Integrating AWS Lambda with Google Cloud APIs
From the identity access management (IAM) section of your AWS console, retrieve your AWS credentials. You can read more about IAM credentials in the reference guide on understanding and getting your AWS credentials.
In your Google Cloud console, create a service account to authenticate your access to the Google Cloud APIs. After creating the service account, create and download a JSON authentication key from the GCP console by following the instructions in the guide to getting started with authentication. The file is also referred to as a service account key.
Set up the code and dependencies for your AWS Lambda application. Make sure that you include the path to the downloaded JSON key file as an environment variable in your code. The following code shows how to set environment variables in Python:
```py os.environ["GOOGLE_APPLICATION_CREDENTIALS"]="project-config.json" ```
Lambda accepts code deployment packages in the form of a ZIP archive, so you’ll need to package your code and its dependencies as a ZIP file archive, then upload it to Lambda.
After uploading your ZIP archive, you can then execute the created Lambda function. For more information on deploying Lambda functions, take a look at the documentation.
Taking the Next Steps with Symbl.ai
One of the common use cases for integrating AWS Lambda with Google Cloud APIs is making use of Google’s Speech to Text APIs, which allow you to convert audio samples to text. Google Cloud offers a powerful speech-to-text service that supports speech adaptation and domain-specific models to help you process all kinds of speech samples.
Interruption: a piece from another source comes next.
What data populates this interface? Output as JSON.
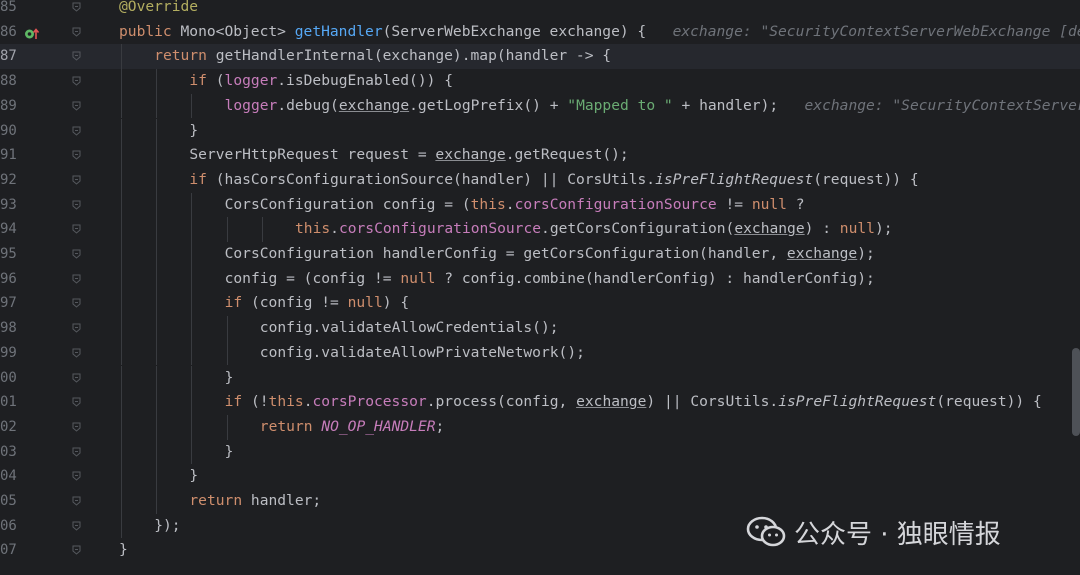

You can pair this up with AWS Lambda to create complex workflows and triggers, and to automate tasks such as transcription, closed captioning, and more.
If you’d like to avoid the hassle of integrating Google Cloud APIs with AWS Lambda, though, you might be better off skipping all these complex integrations and using Symbl.ai.
Symbl.ai’s Asynchronous Text API can help you analyze conversational data to generate transcripts or summaries, identify topics, and assess customer sentiment. It can also identify questions that were asked and items that need to be followed up on.
Symbl.ai uses a straightforward RESTful API, and you can be up and running within a matter of minutes—without having to worry about complex code or integrations.
In this article, you’ve looked at the benefits offered by the combination of AWS Lambda and the capabilities of Google Cloud APIs. You’ve also read about how to harness the mature deployment and cloud storage from AWS Lambda and the robust machine learning toolkit from Google’s Machine Learning API, and considered some of the difficulties you might encounter when doing so.
Finally, you examined how you can derive more value from the information that you acquire on these platforms, and how Symbl.ai can help. Symbl.ai is a conversational intelligence platform that enables you to achieve contextual understanding of human conversations. It offers both real-time and asynchronous processing of text, video, and audio data, allowing you to automate not just transcripts and real-time captioning, but also to derive insights such as customer sentiment, topics that were discussed, follow-up actions, and questions that were asked, helping you to better understand your customers and make business decisions that positively affect them.